Disputa igualmente desnecessária vem marcando a questão da Amazônia, conforme me refiro no texto «Caldeirão amazônico: negociação ou canhão?», por conta do recente ativismo internacional em torno das queimadas e do desmatamento na região. Há um contraste com nossa reação em situações semelhantes no passado recente.  Contrariamente à agressividade e à hostilidade com que são recebidas por Bolsonaro e sua equipe de ministros as críticas ao comportamento governamental brasileiro atual de omissão ou descompromisso com políticas ambientais, sob a arguição de soberania, durante a década de 1980, em especial na sua segunda metade, os governos brasileiros, sofrendo críticas semelhantes por parte da comunidade internacional, a respeito das queimadas e do desmatamento na Amazônia, adotaram, em vez da agressividade nas respostas, tom conciliatório, a favor da cooperação, e mais, abriram as  portas do país ao resto do mundo ao se oferecer para sediar a Conferência das Nações Unidas sobre Meio Ambiente e Desenvolvimento—UNCED, com a proposta de que todos os temas ambientais fossem debatidos abertamente.  A Conferência, que contou com a participação de mais de cem chefes de Estado e de Governo, teve pleno êxito, havendo o Brasil em seguida adotado série de medidas e de políticas públicas sobre a Amazônia, com o consequente amadurecimento, de forma distendida e não conflitiva, do trato da questão amazônica no plano ambiental internacional.

Os prejuízos, inclusive econômicos e comerciais dessas agressões à ONU e do isolamento do Brasil, são bastante previsíveis e constantes de todos os comentários críticos do discurso do Presidente Bolsonaro na sessão de abertura da sua Assembléia Geral. Notem que abrangem uma outra área, a da pretensão do Brasil a um assento permanente no Conselho de Segurança-CSNU, instância política máxima da Organização, única com poder decisório sobre os países membros. Hoje colocada em situação marginalizada na agenda internacional, a questão da reforma do CSNU esteve em primeiro plano na primeira década deste século, sendo justamente o Brasil um dos mais ativos propositores dessa reforma, explicitamente candidatando-se a um assento permanente no Conselho. A reforma, como se sabe, era e é tida como necessária, de modo a atualizar a Organização, para que possa refletir a nova ordem internacional. Diante da óbvia oposição dos membros permanente do Conselho, velada ou explícita, assim como das rivalidades regionais, o tema caiu em importância, mas subsiste na agenda da ONU.

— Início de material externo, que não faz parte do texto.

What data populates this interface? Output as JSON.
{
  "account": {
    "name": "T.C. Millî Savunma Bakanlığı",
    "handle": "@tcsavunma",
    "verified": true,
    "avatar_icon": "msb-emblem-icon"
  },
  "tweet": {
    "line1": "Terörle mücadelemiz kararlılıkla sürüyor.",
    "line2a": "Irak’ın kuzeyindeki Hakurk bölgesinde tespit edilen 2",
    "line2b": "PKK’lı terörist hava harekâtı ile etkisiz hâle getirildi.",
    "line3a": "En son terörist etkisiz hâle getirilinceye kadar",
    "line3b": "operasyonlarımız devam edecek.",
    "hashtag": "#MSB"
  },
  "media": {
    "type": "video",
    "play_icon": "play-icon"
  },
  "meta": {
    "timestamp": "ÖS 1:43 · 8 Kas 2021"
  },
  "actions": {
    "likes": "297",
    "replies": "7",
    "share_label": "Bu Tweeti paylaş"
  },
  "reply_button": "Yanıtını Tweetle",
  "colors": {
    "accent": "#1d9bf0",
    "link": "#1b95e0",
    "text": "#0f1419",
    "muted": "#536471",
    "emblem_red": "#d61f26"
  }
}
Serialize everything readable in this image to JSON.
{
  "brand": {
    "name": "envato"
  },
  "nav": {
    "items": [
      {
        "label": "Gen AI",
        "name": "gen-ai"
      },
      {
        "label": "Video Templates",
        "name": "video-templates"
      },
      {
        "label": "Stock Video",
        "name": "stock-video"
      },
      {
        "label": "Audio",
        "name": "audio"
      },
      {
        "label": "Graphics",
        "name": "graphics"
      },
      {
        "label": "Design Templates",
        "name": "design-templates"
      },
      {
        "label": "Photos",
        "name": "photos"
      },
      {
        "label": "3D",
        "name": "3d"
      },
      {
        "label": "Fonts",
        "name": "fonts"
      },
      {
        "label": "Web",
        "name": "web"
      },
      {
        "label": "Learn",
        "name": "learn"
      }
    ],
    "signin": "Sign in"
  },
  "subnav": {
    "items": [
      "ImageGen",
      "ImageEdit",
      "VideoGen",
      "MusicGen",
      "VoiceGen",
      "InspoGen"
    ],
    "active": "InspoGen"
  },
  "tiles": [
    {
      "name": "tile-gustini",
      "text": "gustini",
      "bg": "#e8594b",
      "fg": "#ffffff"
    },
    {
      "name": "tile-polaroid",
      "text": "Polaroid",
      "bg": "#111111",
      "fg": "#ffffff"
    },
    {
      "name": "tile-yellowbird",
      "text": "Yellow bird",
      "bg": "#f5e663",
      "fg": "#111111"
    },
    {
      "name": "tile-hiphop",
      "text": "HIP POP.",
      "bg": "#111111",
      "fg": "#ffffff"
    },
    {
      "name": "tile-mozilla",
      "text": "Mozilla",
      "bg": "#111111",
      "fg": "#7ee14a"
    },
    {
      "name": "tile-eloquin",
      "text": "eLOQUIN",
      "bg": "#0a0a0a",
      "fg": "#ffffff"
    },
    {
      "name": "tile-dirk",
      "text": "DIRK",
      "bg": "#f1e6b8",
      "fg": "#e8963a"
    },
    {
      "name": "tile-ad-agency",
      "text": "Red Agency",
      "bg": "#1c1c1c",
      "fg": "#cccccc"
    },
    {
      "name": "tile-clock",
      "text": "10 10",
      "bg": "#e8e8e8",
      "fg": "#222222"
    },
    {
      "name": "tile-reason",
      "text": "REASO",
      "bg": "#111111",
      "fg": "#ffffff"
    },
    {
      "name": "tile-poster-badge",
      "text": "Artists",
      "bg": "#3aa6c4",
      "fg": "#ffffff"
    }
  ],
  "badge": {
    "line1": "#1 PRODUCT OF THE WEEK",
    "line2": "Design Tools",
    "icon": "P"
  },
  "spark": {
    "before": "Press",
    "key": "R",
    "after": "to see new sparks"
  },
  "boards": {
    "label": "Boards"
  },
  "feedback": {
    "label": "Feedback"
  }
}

Nesse contexto, as dificuldades encontradas pelo Brasil para levar adiante sua postura, durante o período de ativismo da questão, poderiam encontrar algum consolo na atitude da raposa ao dizer que eram verdes as uvas que não conseguiu alcançar. De um momento para outro, o discurso bolsonarista tirou até mesmo a cor dessas uvas, deixando-as desbotadas. Seu discurso sepulta de vez essa pretensão do Brasil. Se os motivos porque havia hesitação no seio da comunidade internacional (não só dos poderosos cinco países que têm assento permanente no Conselho) em apoiar a proposta brasileira, fora as rivalidades regionais, e tirante a frase de De Gaule, aquela de que não somos um país sério, Bolsonaro fez o favor de deixar bem explícita essa ilusão, com suas palavras agressivas à ONU, a intemperança verbal e política com que se propôs representar o Brasil, e sua omissão completa acerca da agenda internacional.